À son successeur, l’ambassadeur a annoncé : « J’ai découvert en février 2012 – dans l’Association libanaise des chevaliers de Malte – une organisation parfaitement huilée qui faisait fonctionner à plein régime des centres médico-sociaux dans tout le pays, des unités médicales mobiles, des centres pour le 3e âge, un centre de physiothérapie et un centre de vacances pour les handicapés, sans oublier le programme Caravane et l’activité des jeunes de l’ordre. Et cela au service de tous.
« Aujourd’hui, que de nouveaux projets ont été réalisés! La plupart des centres ont été agrandis et modernisés, un nouveau a ouvert à Deir el-Ahmar. Trois nouvelles unités médicales mobiles ont été mises en place. Le centre de vacances de Chabrouh a été transformé et doté d’une chapelle qui peut s’enorgueillir d’être le premier lieu de culte consacré par l’ordre dans la région depuis son départ de Terre sainte en 1291. En même temps, le nombre de camps de vacances a explosé, et l’on est obligé d’agrandir le centre d’accueil des volontaires de Caravane. Le nombre des jeunes de l’ordre a plus que doublé, et je ne parlerai pas des projets à démarrer prochainement. »
Le cèdre en Albigeois
Remerciant le président de l’Association libanaise des chevaliers de Malte, Marwan Sehnaoui, qui lui a décerné la suprême distinction de l’ordre, le diplomate a précisé : « Ce n’est pas à moi, ce soir, qu’il faut rendre hommage, mais à ceux qui, au quotidien, incarnent sur le terrain nos idéaux : à toi, d’abord, et tes vaillantes troupes, à Paul Saghbini et à son bureau technique, au Dr Issa (Farkh), à nos sœurs, nos dames de la Fondation Moussa Sadr, à Khaled Kaskas, à nos médecins, nos infirmières, nos soignants, notre personnel administratif, nos chauffeurs (…). Je ne voudrais surtout pas oublier nos jeunes (…). Ce sont eux l’avenir prometteur de l’ordre. »
Par ailleurs, l’ambassadeur sortant a eu des mots touchants « pour la petite équipe de l’ambassade, à commencer par mon vieil ami et complice de près d’un demi-siècle, François (Abi Saab), qui a accepté de venir nous rejoindre après une carrière exceptionnellement longue et bien remplie à l’ambassade de France où je l’avais connu en 1976. Son humour tendre et féroce dissimule parfois le sérieux de son engagement ».
Sa secrétaire Fadia Mahfouz a également eu droit à un mot touchant. « Grâce à vous, a-t-il dit, grâce à la générosité de la pépinière Mahfouz, j’ai pu planter quelques cèdres sur mon bout de terre en Albigeois (sud de la France). Le matin, en ouvrant ma fenêtre, je vois le plus beau d’entre eux au fond de la prairie qui donne sur le parc. Vous pouvez deviner alors à quoi je pense. »

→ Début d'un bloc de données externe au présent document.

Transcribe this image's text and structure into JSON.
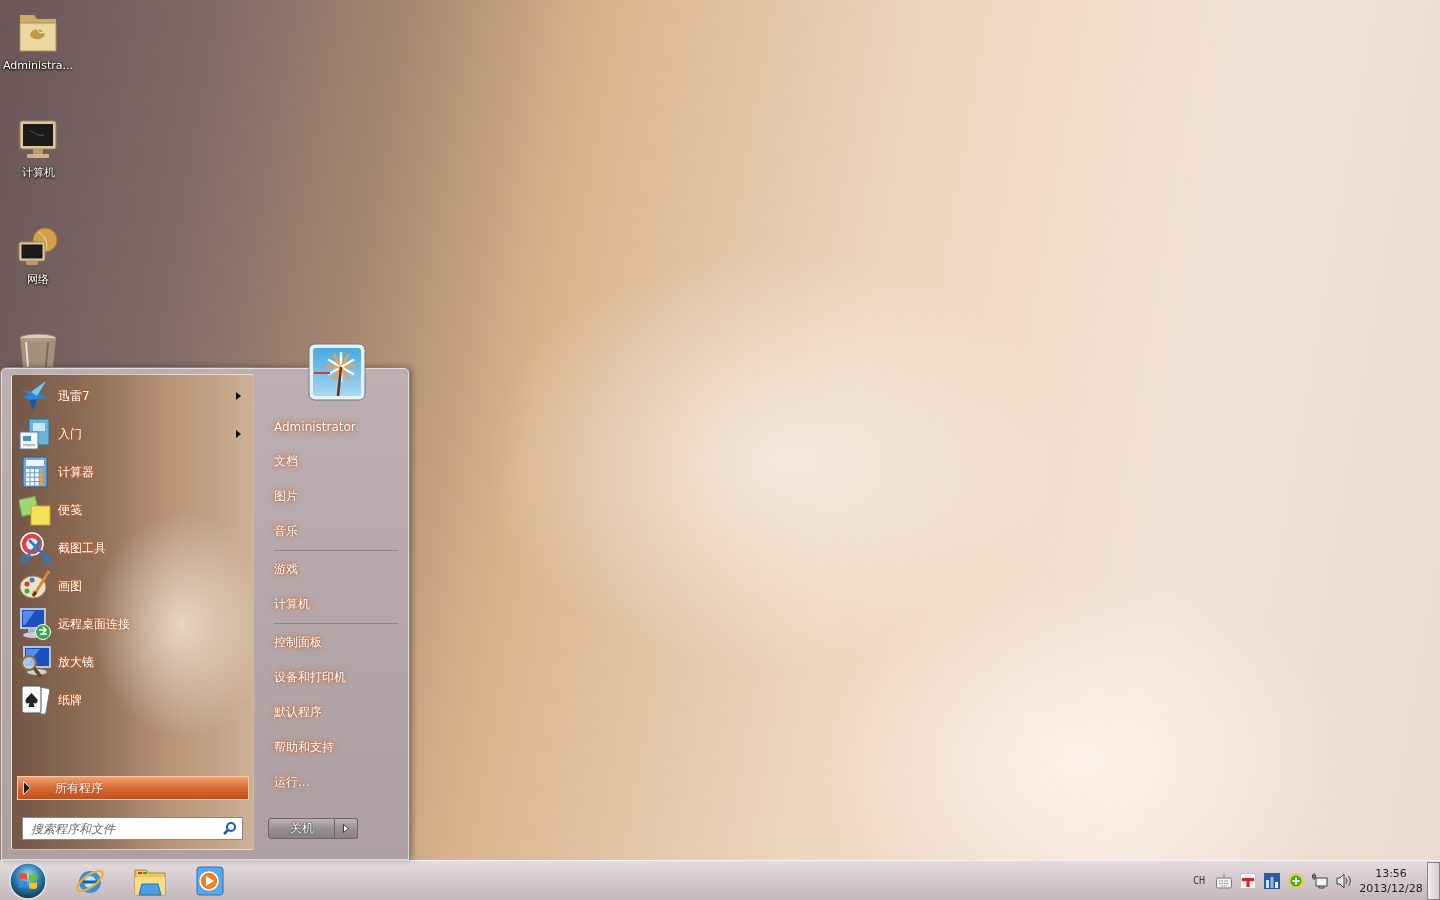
{
  "desktop": {
    "icons": [
      {
        "label": "Administra..."
      },
      {
        "label": "计算机"
      },
      {
        "label": "网络"
      }
    ]
  },
  "start_menu": {
    "programs": [
      {
        "label": "迅雷7",
        "has_submenu": true
      },
      {
        "label": "入门",
        "has_submenu": true
      },
      {
        "label": "计算器",
        "has_submenu": false
      },
      {
        "label": "便笺",
        "has_submenu": false
      },
      {
        "label": "截图工具",
        "has_submenu": false
      },
      {
        "label": "画图",
        "has_submenu": false
      },
      {
        "label": "远程桌面连接",
        "has_submenu": false
      },
      {
        "label": "放大镜",
        "has_submenu": false
      },
      {
        "label": "纸牌",
        "has_submenu": false
      }
    ],
    "all_programs": {
      "label": "所有程序"
    },
    "search": {
      "placeholder": "搜索程序和文件"
    },
    "place_groups": [
      [
        "Administrator",
        "文档",
        "图片",
        "音乐"
      ],
      [
        "游戏",
        "计算机"
      ],
      [
        "控制面板",
        "设备和打印机",
        "默认程序",
        "帮助和支持",
        "运行..."
      ]
    ],
    "shutdown": {
      "label": "关机"
    }
  },
  "taskbar": {
    "tray": {
      "language": "CH",
      "time": "13:56",
      "date": "2013/12/28"
    }
  }
}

Et Charles-Henri d’Aragon, sans quitter le thème du cèdre, de conclure adroitement son discours « d’adieu » en remerciant le chef de l’État de lui avoir décerné l’ordre du Cèdre. « Je n’ai pas voulu voir dans ce geste qui m’a touché la reconnaissance de mes mérites, mais celle de l’amour que je porte depuis longtemps à ce pays », a-t-il conclu avec élégance.